= Iréne Theorin =

Swedish dramatic soprano opera singer (born 1963)

Lena Iréne Sofie Theorin (born 18 June 1963) is a Swedish dramatic soprano opera singer.

==Education and early years==
Born in Gislaved Municipality (at the time Burseryd municipality), Småland, Theorin studied at the Academy of Music and Drama of the University of Gothenburg. After one year there, she received a contract at The Göteborg Opera in Gothenburg. After that she continued studying at 'The Opera Academy' in Copenhagen, Denmark. During her final year there, she also studied at the Royal Danish Academy of Music and received an Advanced postgraduate diploma. In 1998, she was a recipient of a Léonie Sonning scholarship (Danish: Stipendium fra Léonie Sonnings Musikfond).

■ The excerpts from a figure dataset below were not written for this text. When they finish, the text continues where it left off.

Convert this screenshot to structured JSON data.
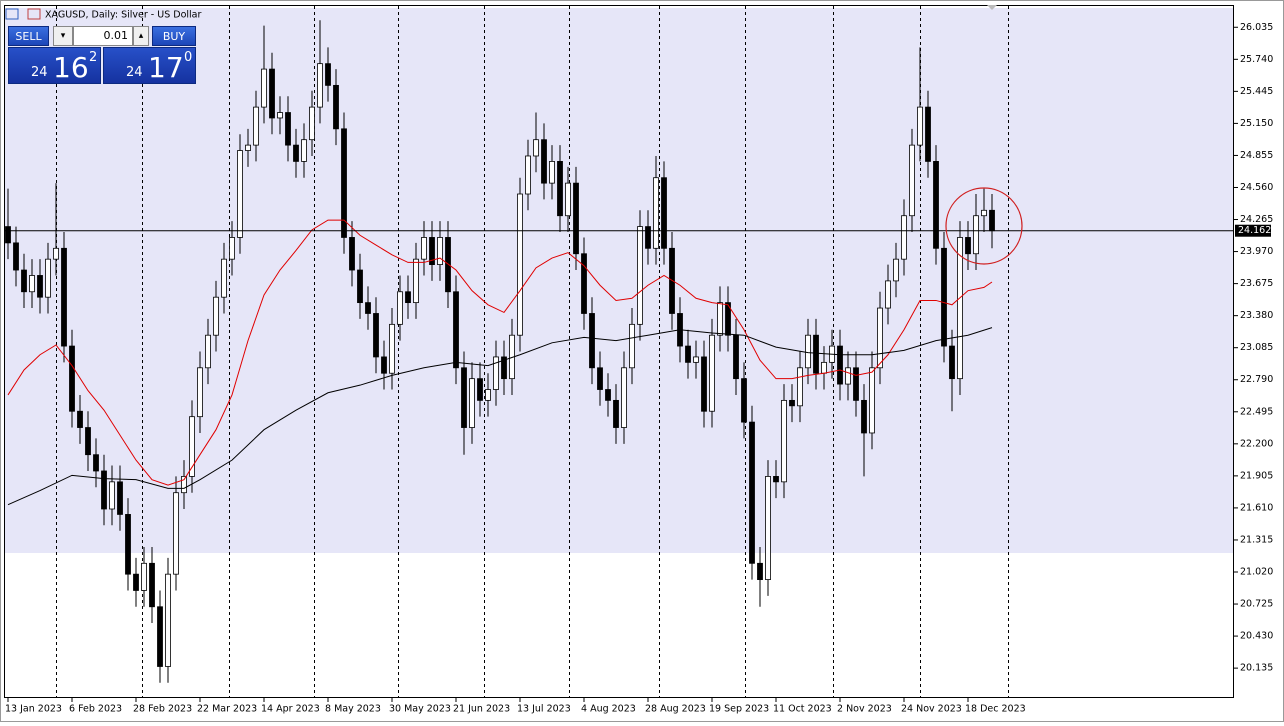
{
  "chart_data": {
    "type": "candlestick",
    "title": "XAGUSD, Daily:  Silver - US Dollar",
    "open": [
      24.2,
      24.05,
      23.8,
      23.6,
      23.75,
      23.55,
      23.9,
      24.0,
      23.1,
      22.5,
      22.35,
      22.1,
      21.95,
      21.6,
      21.85,
      21.55,
      21.0,
      20.85,
      21.1,
      20.7,
      20.15,
      21.0,
      21.75,
      21.9,
      22.45,
      22.9,
      23.2,
      23.55,
      23.9,
      24.1,
      24.9,
      24.95,
      25.3,
      25.65,
      25.2,
      25.25,
      24.95,
      24.8,
      25.0,
      25.3,
      25.7,
      25.5,
      25.1,
      24.1,
      23.8,
      23.5,
      23.4,
      23.0,
      22.85,
      23.3,
      23.6,
      23.5,
      23.9,
      24.1,
      23.85,
      24.1,
      23.6,
      22.9,
      22.35,
      22.8,
      22.6,
      22.7,
      23.0,
      22.8,
      23.2,
      24.5,
      24.85,
      25.0,
      24.6,
      24.8,
      24.3,
      24.6,
      23.95,
      23.4,
      22.9,
      22.7,
      22.6,
      22.35,
      22.9,
      23.3,
      24.2,
      24.0,
      24.65,
      24.0,
      23.4,
      23.1,
      22.95,
      23.0,
      22.5,
      23.2,
      23.5,
      23.2,
      22.8,
      22.4,
      21.1,
      20.95,
      21.9,
      21.85,
      22.6,
      22.55,
      22.9,
      23.2,
      22.85,
      22.95,
      23.1,
      22.75,
      22.9,
      22.6,
      22.3,
      22.9,
      23.45,
      23.7,
      23.9,
      24.3,
      24.95,
      25.3,
      24.8,
      24.0,
      23.1,
      22.8,
      24.1,
      23.95,
      24.3,
      24.35
    ],
    "high": [
      24.55,
      24.2,
      23.95,
      23.9,
      23.9,
      24.05,
      24.6,
      24.15,
      23.25,
      22.65,
      22.5,
      22.25,
      22.1,
      22.0,
      22.0,
      21.7,
      21.15,
      21.25,
      21.25,
      20.85,
      21.15,
      21.9,
      22.05,
      22.6,
      23.05,
      23.35,
      23.7,
      24.05,
      24.25,
      25.05,
      25.1,
      25.45,
      26.05,
      25.8,
      25.4,
      25.4,
      25.1,
      25.15,
      25.45,
      26.1,
      25.85,
      25.65,
      25.25,
      24.25,
      23.95,
      23.65,
      23.55,
      23.15,
      23.45,
      23.75,
      23.75,
      24.05,
      24.25,
      24.25,
      24.25,
      24.25,
      23.75,
      23.05,
      22.95,
      22.95,
      22.85,
      23.15,
      23.15,
      23.35,
      24.65,
      25.0,
      25.25,
      25.15,
      24.95,
      24.95,
      24.75,
      24.75,
      24.1,
      23.55,
      23.05,
      22.85,
      22.75,
      23.05,
      23.45,
      24.35,
      24.35,
      24.85,
      24.8,
      24.15,
      23.55,
      23.25,
      23.15,
      23.15,
      23.35,
      23.65,
      23.65,
      23.35,
      22.95,
      22.55,
      21.25,
      22.05,
      22.05,
      22.75,
      22.75,
      23.05,
      23.35,
      23.35,
      23.1,
      23.25,
      23.25,
      23.05,
      23.05,
      22.75,
      23.05,
      23.6,
      23.85,
      24.05,
      24.45,
      25.1,
      25.85,
      25.45,
      24.95,
      24.15,
      23.25,
      24.25,
      24.25,
      24.5,
      24.55,
      24.5
    ],
    "low": [
      23.9,
      23.65,
      23.45,
      23.45,
      23.4,
      23.4,
      23.75,
      22.95,
      22.35,
      22.2,
      21.95,
      21.8,
      21.45,
      21.45,
      21.4,
      20.85,
      20.7,
      20.7,
      20.55,
      20.0,
      20.0,
      20.85,
      21.6,
      21.75,
      22.3,
      22.75,
      23.05,
      23.4,
      23.75,
      23.95,
      24.75,
      24.8,
      25.15,
      25.05,
      25.05,
      24.8,
      24.65,
      24.65,
      24.85,
      25.15,
      25.35,
      24.95,
      23.95,
      23.65,
      23.35,
      23.25,
      22.85,
      22.7,
      22.7,
      23.15,
      23.35,
      23.35,
      23.75,
      23.7,
      23.7,
      23.45,
      22.75,
      22.1,
      22.2,
      22.45,
      22.45,
      22.55,
      22.65,
      22.65,
      23.05,
      24.35,
      24.7,
      24.45,
      24.45,
      24.15,
      24.15,
      23.8,
      23.25,
      22.75,
      22.55,
      22.45,
      22.2,
      22.2,
      22.75,
      23.15,
      23.85,
      23.85,
      23.85,
      23.25,
      22.95,
      22.8,
      22.8,
      22.35,
      22.35,
      23.05,
      23.05,
      22.65,
      22.25,
      20.95,
      20.7,
      20.8,
      21.7,
      21.7,
      22.4,
      22.4,
      22.75,
      22.7,
      22.7,
      22.8,
      22.6,
      22.6,
      22.45,
      21.9,
      22.15,
      22.75,
      23.3,
      23.55,
      23.75,
      24.15,
      24.8,
      24.65,
      23.85,
      22.95,
      22.5,
      22.65,
      23.8,
      23.8,
      24.15,
      24.0
    ],
    "close": [
      24.05,
      23.8,
      23.6,
      23.75,
      23.55,
      23.9,
      24.0,
      23.1,
      22.5,
      22.35,
      22.1,
      21.95,
      21.6,
      21.85,
      21.55,
      21.0,
      20.85,
      21.1,
      20.7,
      20.15,
      21.0,
      21.75,
      21.9,
      22.45,
      22.9,
      23.2,
      23.55,
      23.9,
      24.1,
      24.9,
      24.95,
      25.3,
      25.65,
      25.2,
      25.25,
      24.95,
      24.8,
      25.0,
      25.3,
      25.7,
      25.5,
      25.1,
      24.1,
      23.8,
      23.5,
      23.4,
      23.0,
      22.85,
      23.3,
      23.6,
      23.5,
      23.9,
      24.1,
      23.85,
      24.1,
      23.6,
      22.9,
      22.35,
      22.8,
      22.6,
      22.7,
      23.0,
      22.8,
      23.2,
      24.5,
      24.85,
      25.0,
      24.6,
      24.8,
      24.3,
      24.6,
      23.95,
      23.4,
      22.9,
      22.7,
      22.6,
      22.35,
      22.9,
      23.3,
      24.2,
      24.0,
      24.65,
      24.0,
      23.4,
      23.1,
      22.95,
      23.0,
      22.5,
      23.2,
      23.5,
      23.2,
      22.8,
      22.4,
      21.1,
      20.95,
      21.9,
      21.85,
      22.6,
      22.55,
      22.9,
      23.2,
      22.85,
      22.95,
      23.1,
      22.75,
      22.9,
      22.6,
      22.3,
      22.9,
      23.45,
      23.7,
      23.9,
      24.3,
      24.95,
      25.3,
      24.8,
      24.0,
      23.1,
      22.8,
      24.1,
      23.95,
      24.3,
      24.35,
      24.162
    ],
    "up_color": "#ffffff",
    "down_color": "#000000",
    "overlays": [
      {
        "color": "#e00000",
        "x": [
          0,
          2,
          4,
          6,
          8,
          10,
          12,
          14,
          16,
          18,
          20,
          22,
          24,
          26,
          28,
          30,
          32,
          34,
          36,
          38,
          40,
          42,
          44,
          46,
          48,
          50,
          52,
          54,
          56,
          58,
          60,
          62,
          64,
          66,
          68,
          70,
          72,
          74,
          76,
          78,
          80,
          82,
          84,
          86,
          88,
          90,
          92,
          94,
          96,
          98,
          100,
          102,
          104,
          106,
          108,
          110,
          112,
          114,
          116,
          118,
          120,
          122,
          123
        ],
        "values": [
          22.65,
          22.88,
          23.02,
          23.11,
          22.92,
          22.69,
          22.51,
          22.28,
          22.05,
          21.87,
          21.82,
          21.87,
          22.1,
          22.33,
          22.65,
          23.15,
          23.57,
          23.8,
          23.98,
          24.17,
          24.26,
          24.26,
          24.12,
          24.03,
          23.94,
          23.87,
          23.87,
          23.91,
          23.8,
          23.61,
          23.48,
          23.41,
          23.61,
          23.82,
          23.91,
          23.96,
          23.84,
          23.66,
          23.52,
          23.54,
          23.66,
          23.75,
          23.66,
          23.54,
          23.5,
          23.48,
          23.25,
          22.97,
          22.8,
          22.8,
          22.83,
          22.85,
          22.88,
          22.83,
          22.86,
          23.02,
          23.25,
          23.52,
          23.52,
          23.48,
          23.61,
          23.64,
          23.69
        ]
      },
      {
        "color": "#000000",
        "x": [
          0,
          4,
          8,
          12,
          16,
          20,
          22,
          24,
          28,
          32,
          36,
          40,
          44,
          48,
          52,
          56,
          60,
          64,
          68,
          72,
          76,
          80,
          84,
          88,
          92,
          96,
          100,
          104,
          108,
          112,
          116,
          120,
          123
        ],
        "values": [
          21.64,
          21.77,
          21.91,
          21.88,
          21.87,
          21.79,
          21.79,
          21.87,
          22.05,
          22.33,
          22.51,
          22.67,
          22.74,
          22.83,
          22.9,
          22.95,
          22.92,
          23.02,
          23.13,
          23.18,
          23.15,
          23.2,
          23.25,
          23.22,
          23.2,
          23.09,
          23.04,
          23.02,
          23.02,
          23.06,
          23.15,
          23.2,
          23.27
        ]
      }
    ],
    "current_price": 24.162,
    "xlim": [
      -0.375,
      153.25
    ],
    "xticks": [
      {
        "value": 0,
        "label": "13 Jan 2023"
      },
      {
        "value": 8,
        "label": "6 Feb 2023"
      },
      {
        "value": 16,
        "label": "28 Feb 2023"
      },
      {
        "value": 24,
        "label": "22 Mar 2023"
      },
      {
        "value": 32,
        "label": "14 Apr 2023"
      },
      {
        "value": 40,
        "label": "8 May 2023"
      },
      {
        "value": 48,
        "label": "30 May 2023"
      },
      {
        "value": 56,
        "label": "21 Jun 2023"
      },
      {
        "value": 64,
        "label": "13 Jul 2023"
      },
      {
        "value": 72,
        "label": "4 Aug 2023"
      },
      {
        "value": 80,
        "label": "28 Aug 2023"
      },
      {
        "value": 88,
        "label": "19 Sep 2023"
      },
      {
        "value": 96,
        "label": "11 Oct 2023"
      },
      {
        "value": 104,
        "label": "2 Nov 2023"
      },
      {
        "value": 112,
        "label": "24 Nov 2023"
      },
      {
        "value": 120,
        "label": "18 Dec 2023"
      }
    ],
    "separators": [
      6,
      16.75,
      27.625,
      38.25,
      48.75,
      59.5,
      70.125,
      81.375,
      92.125,
      103.125,
      114,
      125
    ],
    "ylim": [
      19.86,
      26.24
    ],
    "yticks": [
      20.135,
      {
        "value": 20.43,
        "label": "20.430"
      },
      20.725,
      {
        "value": 21.02,
        "label": "21.020"
      },
      21.315,
      {
        "value": 21.61,
        "label": "21.610"
      },
      21.905,
      {
        "value": 22.2,
        "label": "22.200"
      },
      22.495,
      {
        "value": 22.79,
        "label": "22.790"
      },
      23.085,
      {
        "value": 23.38,
        "label": "23.380"
      },
      23.675,
      {
        "value": 23.97,
        "label": "23.970"
      },
      24.265,
      {
        "value": 24.56,
        "label": "24.560"
      },
      24.855,
      {
        "value": 25.15,
        "label": "25.150"
      },
      25.445,
      {
        "value": 25.74,
        "label": "25.740"
      },
      26.035
    ]
  },
  "trade_panel": {
    "sell": "SELL",
    "buy": "BUY",
    "volume": 0.01,
    "bid": {
      "lead": "24",
      "big": "16",
      "small": "2"
    },
    "ask": {
      "lead": "24",
      "big": "17",
      "small": "0"
    }
  }
}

Theorin's professional debut took place in Copenhagen, as Donna Anna in Mozart's Don Giovanni. Her repertoire includes Brünnhilde in Wagner's Der Ring des Nibelungen, Isolde in his Tristan und Isolde, the title role in Puccini's Turandot, and Elisabetta in Verdi's Don Carlos.

==Career==
Theorin performed at the Royal Danish Theatre in Copenhagen in 2004, at the New National Theatre Tokyo in 2005 and performed the role of Brünnhilde on tour with Staatstheater Nürnberg at the Beijing Music Festival in the same year, in Richard Wagner's first-ever Ring Cycle in China. The cycle was produced by Stephen Lawless and the performances were conducted by Philippe Auguin. She performed as Helmwige in the "Ride of the Valkyries" conducted by Antonio Pappano in the 2005 Proms season at the Royal Albert Hall. During the Bayreuth Festival in 2008, Theorin performed the title role of Isolde in Tristan und Isolde and in 2009 gave guest performances at the Washington National Opera and the Metropolitan Opera in New York. Theorin has sung at such opera houses as the Deutsche Oper Berlin, Germany, the Vienna State Opera, Austria, the Mariinsky Theatre in Saint Petersburg, Russia, the Bavarian State Opera, Munich, Germany, the Liceu in Barcelona, Spain, the Salzburg Festival, Austria, The Royal Opera House, London the Teatro alla Scala in Milan, Italy and the Royal Swedish Opera in Stockholm, Sweden.

==Personal life==
Theorin lives in Broaryd, Sweden. She has three sons.